He is renowned as the world’s earliest example of a social reformer and innovator for his creativity, global-mindedness and tolerance. Science fiction novelist H.G. Wells wrote of Ashoka,

“In the history of the world there have been thousands of kings and emperors who called themselves ‘their highness’, their majesties’, and their exalted majesties’ and so on. They shone for a brief moment, and as quickly disappeared. But Ashoka shines and shines brightly like a bright star, even unto this day.”

What was the cause of Ashoka’s greatness? According to “Vipassana in Government: an effective instrument for change and reform” by Ram Singh,

“In the remote past, as far back as the third century B.C., Ashoka, the great emperor of India used Vipassana as an instrument of reform in the governance of his vast empire. His actions in the administration and management of State reflect piety, love, magnanimity, high moral discipline and ethical conduct in his personal as well as public life. He organized a system of government, efficient, humane and responsive to public weal, unparalleled in human history.

The record of his administration chiseled on the rocks in the different parts of his empire, on the highways and hills, caves and public places enshrines the noblest sentiments of a man who loved his people like his own children, respected all sects and religious faiths and instilled confidence in the neighboring countries for peace and concord.

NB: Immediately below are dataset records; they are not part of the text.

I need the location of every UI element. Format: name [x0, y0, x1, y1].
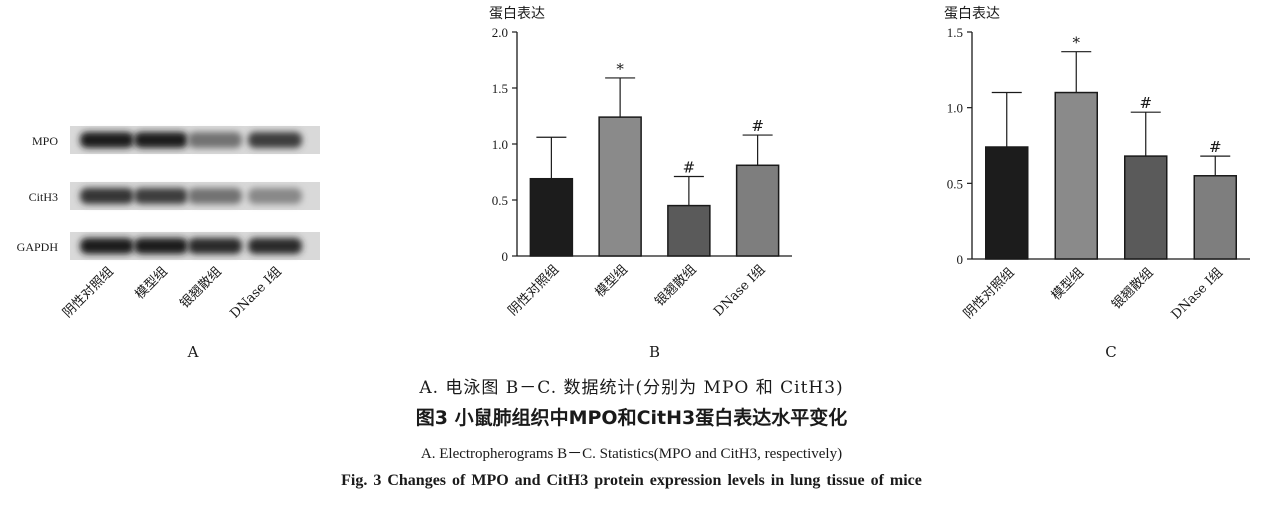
- x-tick-label: 模型组: [593, 262, 631, 300]
- blot-row-label: MPO: [32, 134, 58, 148]
- caption-english-subtitle: A. Electropherograms B－C. Statistics(MPO…: [420, 446, 843, 462]
- significance-marker: #: [751, 117, 764, 135]
- caption-chinese-subtitle: A. 电泳图 B－C. 数据统计(分别为 MPO 和 CitH3): [419, 378, 844, 398]
- y-tick-label: 1.0: [492, 137, 508, 152]
- significance-marker: #: [1139, 94, 1152, 112]
- significance-marker: *: [1073, 34, 1081, 52]
- y-tick-label: 1.5: [492, 81, 508, 96]
- blot-band: [248, 238, 302, 254]
- blot-band: [80, 188, 134, 204]
- panel-label: C: [1105, 343, 1116, 361]
- significance-marker: *: [616, 60, 624, 78]
- x-tick-label: DNase Ⅰ组: [1169, 265, 1226, 322]
- y-tick-label: 1.5: [947, 25, 963, 40]
- bar-chart-mpo: 蛋白表达 0 0.5 1.0 1.5 2.0 阴性对照组 * 模型组 # 银翘散组 # DNase Ⅰ组…: [489, 6, 792, 361]
- significance-marker: #: [1209, 138, 1222, 156]
- x-tick-label: 模型组: [1049, 265, 1087, 303]
- x-tick-label: 银翘散组: [652, 262, 699, 309]
- bar: [735, 164, 780, 257]
- blot-band: [134, 238, 188, 254]
- bar-chart-cith3: 蛋白表达 0 0.5 1.0 1.5 阴性对照组 * 模型组 # 银翘散组 # DNase Ⅰ组 C: [944, 6, 1250, 361]
- panel-label-a: A: [187, 343, 199, 361]
- blot-band: [134, 132, 188, 148]
- blot-band: [188, 238, 242, 254]
- blot-band: [188, 188, 242, 204]
- x-tick-label: 阴性对照组: [506, 262, 563, 319]
- blot-band: [80, 132, 134, 148]
- blot-row-label: CitH3: [29, 190, 58, 204]
- caption-english-title: Fig. 3 Changes of MPO and CitH3 protein …: [341, 472, 922, 489]
- blot-lane-label: 阴性对照组: [60, 264, 117, 321]
- blot-band: [134, 188, 188, 204]
- y-axis-label: 蛋白表达: [944, 6, 1000, 22]
- bar: [529, 177, 574, 257]
- blot-band: [188, 132, 242, 148]
- y-tick-label: 0: [502, 249, 509, 264]
- x-tick-label: DNase Ⅰ组: [711, 262, 768, 319]
- blot-band: [248, 188, 302, 204]
- bar: [1193, 175, 1237, 260]
- y-axis-label: 蛋白表达: [489, 6, 545, 22]
- bar: [667, 204, 711, 257]
- bar: [985, 146, 1029, 260]
- y-tick-label: 0: [957, 252, 964, 267]
- bar: [1124, 155, 1168, 260]
- blot-band: [80, 238, 134, 254]
- y-tick-label: 1.0: [947, 101, 963, 116]
- blot-lane-label: DNase Ⅰ组: [227, 264, 284, 321]
- blot-lane-label: 模型组: [133, 264, 171, 302]
- panel-label: B: [649, 343, 660, 361]
- blot-lane-label: 银翘散组: [177, 264, 224, 311]
- y-tick-label: 0.5: [947, 176, 963, 191]
- bar: [598, 116, 642, 257]
- blot-band: [248, 132, 302, 148]
- y-tick-label: 0.5: [492, 193, 508, 208]
- x-tick-label: 银翘散组: [1109, 265, 1156, 312]
- significance-marker: #: [683, 158, 696, 176]
- x-tick-label: 阴性对照组: [961, 265, 1018, 322]
- blot-row-label: GAPDH: [17, 240, 59, 254]
- caption-chinese-title: 图3 小鼠肺组织中MPO和CitH3蛋白表达水平变化: [415, 407, 848, 429]
- y-tick-label: 2.0: [492, 25, 508, 40]
- bar: [1054, 91, 1098, 260]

In one of his most renowed edicts – the Delhi Topra Pillar, Ashoka gives a comprehensive review of the measures he took during his reign. The inscription as it unfolds brings Ashoka face to face with people. He says that whereas kings and rulers prior to him cherished the same wish as his for advancement of people failed, he succeeded. He explains in the Edict – he used Nijjhatiya, differently interpreted as inner meditation, reflection, contemplation – Vipassana. He further says that let this fact be engraved on stones and pillars so that his message endures till the Sun and Moon shine on Earth!